The skin has two layers, the epidermis and the dermis. The outermost layer is the stratum corneum, which consists of thick cuboidal cells that have undergone a process called keratinization. Below this is the intermediate zone, which contains cells in different stages of development. Finally, underneath the intermediate zone are the dermis’ chromatophores, which are responsible for the reptiles’ vibrant coloration. There are three types of chromatophores: xanthophores, which produce yellow pigments; erythrophores, which produce reddish-purple pigments; and iridophores, which produce iridescent colors that reflect light.

They Have Water-Repellent Skin

Reptiles evolved from water-dwelling ancestors and climbed onto land during the Paleozoic era, which eventually gave way to the Mesozoic era, where reptiles reigned supreme as snakes, lizards, turtles, crocodiles and birds. The dry skin of these reptiles is covered with keratin, which is water-resistant. This helps to keep hydration up and makes it more difficult for bacteria to damage the skin.

Many reptiles have adapted to the environments in which they live, including deserts.
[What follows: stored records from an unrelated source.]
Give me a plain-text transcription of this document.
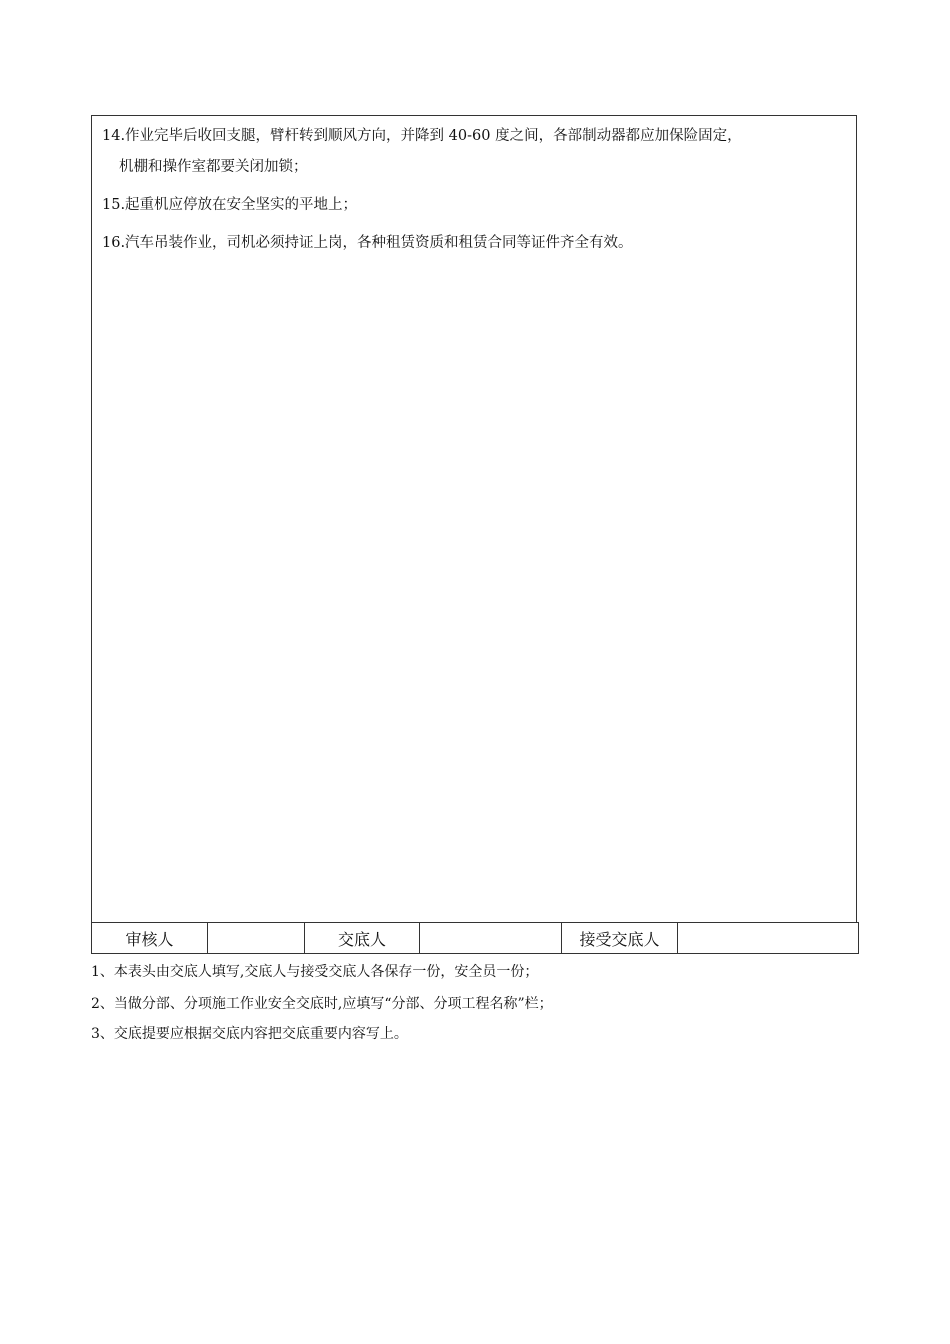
14.作业完毕后收回支腿，臂杆转到顺风方向，并降到 40-60 度之间，各部制动器都应加保险固定，
机棚和操作室都要关闭加锁；
15.起重机应停放在安全坚实的平地上；
16.汽车吊装作业，司机必须持证上岗，各种租赁资质和租赁合同等证件齐全有效。
审核人		交底人		接受交底人	
1、本表头由交底人填写,交底人与接受交底人各保存一份，安全员一份；
2、当做分部、分项施工作业安全交底时,应填写“分部、分项工程名称”栏；
3、交底提要应根据交底内容把交底重要内容写上。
They can avoid extremes in aridity or heat by hiding under logs, rocks and leaves and are often active only during certain times of the day. In order to regulate their body temperature, they hide in cool shaded areas during the heat of the day and then shuttle between a sunny area and a cool spot to absorb as much heat as possible.
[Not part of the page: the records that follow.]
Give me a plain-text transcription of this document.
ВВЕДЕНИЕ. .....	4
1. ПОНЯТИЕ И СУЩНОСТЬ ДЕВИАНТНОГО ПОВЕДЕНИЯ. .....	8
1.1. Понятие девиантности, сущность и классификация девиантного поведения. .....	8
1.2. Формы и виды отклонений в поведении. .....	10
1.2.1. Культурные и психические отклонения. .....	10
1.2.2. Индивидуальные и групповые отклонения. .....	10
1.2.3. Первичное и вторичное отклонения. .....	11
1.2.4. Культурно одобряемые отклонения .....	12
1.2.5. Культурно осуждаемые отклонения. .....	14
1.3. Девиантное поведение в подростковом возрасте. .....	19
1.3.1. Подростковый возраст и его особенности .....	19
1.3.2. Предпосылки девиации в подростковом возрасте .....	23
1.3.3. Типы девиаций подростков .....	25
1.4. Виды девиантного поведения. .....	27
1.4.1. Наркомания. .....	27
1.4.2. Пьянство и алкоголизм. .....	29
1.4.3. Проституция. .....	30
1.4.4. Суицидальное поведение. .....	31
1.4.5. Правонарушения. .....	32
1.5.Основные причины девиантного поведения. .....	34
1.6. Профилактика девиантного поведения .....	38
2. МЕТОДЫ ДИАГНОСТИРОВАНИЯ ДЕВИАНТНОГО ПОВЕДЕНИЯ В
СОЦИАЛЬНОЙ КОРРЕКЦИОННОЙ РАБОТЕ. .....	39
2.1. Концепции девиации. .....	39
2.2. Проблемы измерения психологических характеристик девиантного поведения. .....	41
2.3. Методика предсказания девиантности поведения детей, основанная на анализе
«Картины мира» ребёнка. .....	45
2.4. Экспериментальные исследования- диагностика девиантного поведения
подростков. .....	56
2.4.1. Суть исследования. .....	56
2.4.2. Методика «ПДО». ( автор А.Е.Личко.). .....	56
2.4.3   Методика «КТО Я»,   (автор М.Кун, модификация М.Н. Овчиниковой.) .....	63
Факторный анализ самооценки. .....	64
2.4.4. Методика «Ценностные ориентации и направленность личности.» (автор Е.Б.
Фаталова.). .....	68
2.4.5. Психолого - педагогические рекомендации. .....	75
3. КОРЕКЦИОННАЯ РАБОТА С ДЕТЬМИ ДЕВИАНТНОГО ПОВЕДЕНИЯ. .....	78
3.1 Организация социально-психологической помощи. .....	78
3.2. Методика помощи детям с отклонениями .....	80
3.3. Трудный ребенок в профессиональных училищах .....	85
In addition, the kidneys of reptiles are specialized in that they conserve water by producing less urine. This helps to prevent dehydration, which could occur if the reptile was forced to drink too much liquid.

Tail displays are a common reptile behavior seen in pipe snakes (Anilliidae), shield tailed snakes (Uropeltidae) and coral snakes (Elapidae). This likely developed to divert a predator’s attention from the head to the more disposable tail, thus making them more vulnerable. A tuatara, the only living reptile from an extinct order, has a tail that can regrow, which may be due to an evolutionary adaptation that enabled it to survive a traumatic injury or disease.

They Have Kidneys

Reptiles are ectothermic animals that use their environment to regulate body temperature. They warm themselves by basking in sunlit areas, and they cool down by seeking shady spots or going underground. Because reptiles can’t self-regulate their internal temperatures as mammals and birds can, they are especially sensitive to fluctuating weather conditions.
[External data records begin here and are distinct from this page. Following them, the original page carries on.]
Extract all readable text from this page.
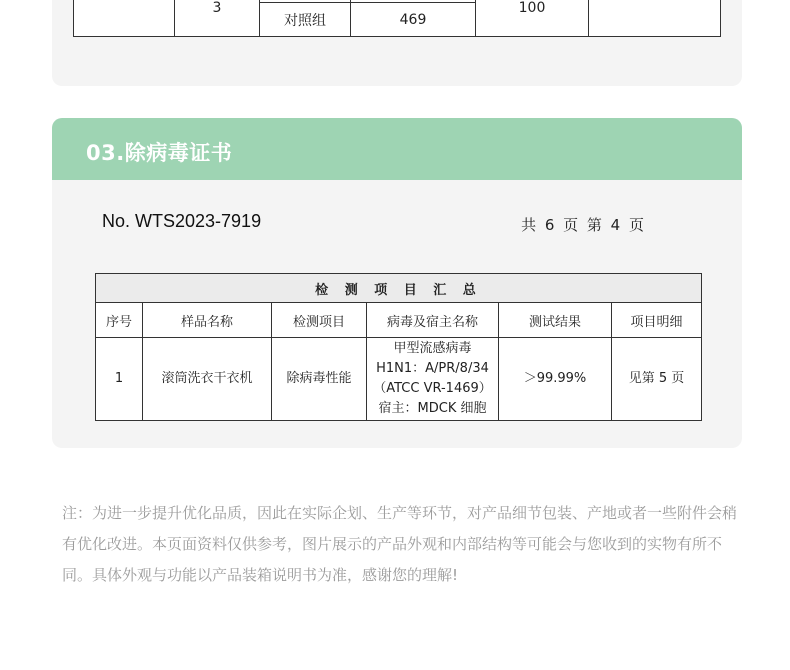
	3			100	
		对照组	469		
03.除病毒证书
No. WTS2023-7919	共 6 页 第 4 页
检 测 项 目 汇 总					
序号	样品名称	检测项目	病毒及宿主名称	测试结果	项目明细
1	滚筒洗衣干衣机	除病毒性能	甲型流感病毒
H1N1：A/PR/8/34
（ATCC VR-1469）
宿主：MDCK 细胞	＞99.99%	见第 5 页
注：为进一步提升优化品质，因此在实际企划、生产等环节，对产品细节包装、产地或者一些附件会稍有优化改进。本页面资料仅供参考，图片展示的产品外观和内部结构等可能会与您收到的实物有所不同。具体外观与功能以产品装箱说明书为准，感谢您的理解!
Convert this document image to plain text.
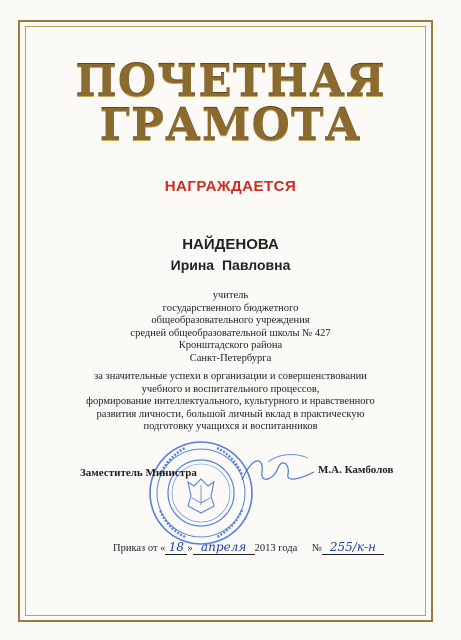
ПОЧЕТНАЯ
ГРАМОТА
НАГРАЖДАЕТСЯ
НАЙДЕНОВА
Ирина Павловна
учитель
государственного бюджетного
общеобразовательного учреждения
средней общеобразовательной школы № 427
Кронштадского района
Санкт-Петербурга
за значительные успехи в организации и совершенствовании
учебного и воспитательного процессов,
формирование интеллектуального, культурного и нравственного
развития личности, большой личный вклад в практическую
подготовку учащихся и воспитанников
Заместитель Министра	М.А. Камболов
Приказ от « 18 » апреля 2013 года № 255/к-н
Kidneys are an important part of the reptile osmoregulation system. Reptile kidneys excrete waste products, maintain normal concentrations of salt and water, regulate acid-base balance, produce hormones and vitamins, and conserve water. The kidneys of most reptiles consist of glomeruli designed to filter the blood, Bowman capsules that collect the filtrate and tubules that resorb most of the filtered fluid and excrete excess sodium and water. A loop of Henle is absent from the kidneys of most reptiles.

Marine reptiles have adapted their kidneys to conserve salt and excrete wastes that would otherwise be deposited in the lungs during extended dives. They also have adapted their lungs with a greater capacity for oxygen storage, allowing them to dive longer and deeper than terrestrial reptiles.

The kidneys of snakes are bean-shaped organs that sit on the back side of the abdomen. They are connected to a renal pelvis, which is a cup-like structure that collects urine produced by the kidneys and carries it to the bladder. The kidneys of all reptiles produce hypoosmotic urine, which consists of nitrogenous waste in the form of uric acid suspended in spheres complexed with proteins and either sodium (carnivorous diet) or potassium (herbivorous diet). The renal pelvis also contains a secretory tubule that produces urea.